Donald (D.A.) Henderson will deliver the 2008 John C. Cutler Memorial Lecture in Global Health. His address, titled, "The Eradication of Smallpox: What We Should Have Learned…But Didn’t," will take place on Tuesday, September 23, 2008, at 3 p.m. in the auditorium of the Frick Fine Arts building on the University's Oakland campus. A reception will follow in the Cloister of the Frick Fine Arts Building. The 2008 Cutler Lecture is part of the University of Pittsburgh's International Week celebration.
Henderson is a world-renowned figure in public health and is best known for leading the global effort to eradicate smallpox, and effort he describes as "a remarkable victory for international public health." His lecture will recount the history of the 10-year program, which began almost by accident, was predicted to fail even before it started, and repeatedly came close to disaster when struck with one unexpected crisis after another. It prompted major new programs in public health—some to be admired, others to be regretted. What of the future?
Henderson is distinguished scholar at the Center for Biosecurity of UPMC and a professor at GSPH and the Pitt School of Medicine. He is dean emeritus and Professor of the Johns Hopkins School of Public Health and a founding director (1998) of the Johns Hopkins Center for Civilian Biodefense Strategies. From November 2001 through April 2003, he served as director of the Office of Public Health Emergency Preparedness and, later, as principal science advisor, in the Office of the Secretary of the Department of Health and Human Services.
Henderson’s previous positions include associate director of the Office of Science and Technology Policy, Executive Office of the President (1990-93); dean of the faculty of the Johns Hopkins School of Public Health (1977-90); and director of the World Health Organization’s global smallpox eradication campaign (1966-77).
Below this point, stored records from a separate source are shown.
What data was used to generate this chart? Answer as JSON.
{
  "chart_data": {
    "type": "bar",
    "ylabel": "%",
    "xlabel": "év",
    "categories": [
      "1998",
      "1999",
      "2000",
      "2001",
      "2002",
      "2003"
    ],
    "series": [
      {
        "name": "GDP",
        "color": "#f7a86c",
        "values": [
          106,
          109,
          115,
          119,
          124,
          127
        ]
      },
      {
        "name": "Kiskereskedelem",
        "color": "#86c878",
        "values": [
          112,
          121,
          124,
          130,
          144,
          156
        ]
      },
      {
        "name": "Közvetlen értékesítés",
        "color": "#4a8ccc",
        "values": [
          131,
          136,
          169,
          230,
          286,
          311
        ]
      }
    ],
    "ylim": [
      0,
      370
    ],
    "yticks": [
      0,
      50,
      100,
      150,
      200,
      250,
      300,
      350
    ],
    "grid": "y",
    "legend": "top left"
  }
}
In 2002, he received the Presidential Medal of Freedom, the nation’s highest civilian honor. He is the recipient of the National Medal of Science; the National Academy of Sciences’ Public Welfare Medal; and the Japan Prize, shared with two colleagues. He has received honorary degrees from 17 universities and special awards from 19 countries.
Henderson serves as an advisor to many organizations in the United States and abroad. His recent roles in this capacity have included chairman of the Technical Advisory Group on Vaccines of the Pan American Health Organization and chairman of the WHO ad hoc Orthopoxvirus Advisory Committee. He is a member of the Institute of Medicine; a fellow of the American Academy of Arts and Sciences; an honorary fellow of the National Academy of Medicine of Mexico; an honorary fellow of the Royal College of Physicians of London; an honorary member of the Royal Society of Medicine; and is a fellow of a number of professional medical and public health societies.
Henderson is a member of the editorial board for the peer-reviewed journal, Biosecurity and Bioterrorism: Biodefense Strategy, Practice and Science. Additionally, he has authored more than 200 articles and scientific papers, 31 book chapters, and is coauthor of the renowned Smallpox and Its Eradication (Fenner F, Henderson DA, Arita I, Jezek A, and Ladnyi ID. 1988. Geneva: World Health Organization), the authoritative history of the disease and its ultimate demise.
Henderson, a Lakewood, Ohio native, graduated from Oberlin College, from the University of Rochester School of Medicine, and the Johns Hopkins School of Hygiene and Public Health. He served as a medical resident at the Mary Imogene Bassett Hospital in Cooperstown, New York.
The lecture will stream live online and can be viewed there any time after the lecture date.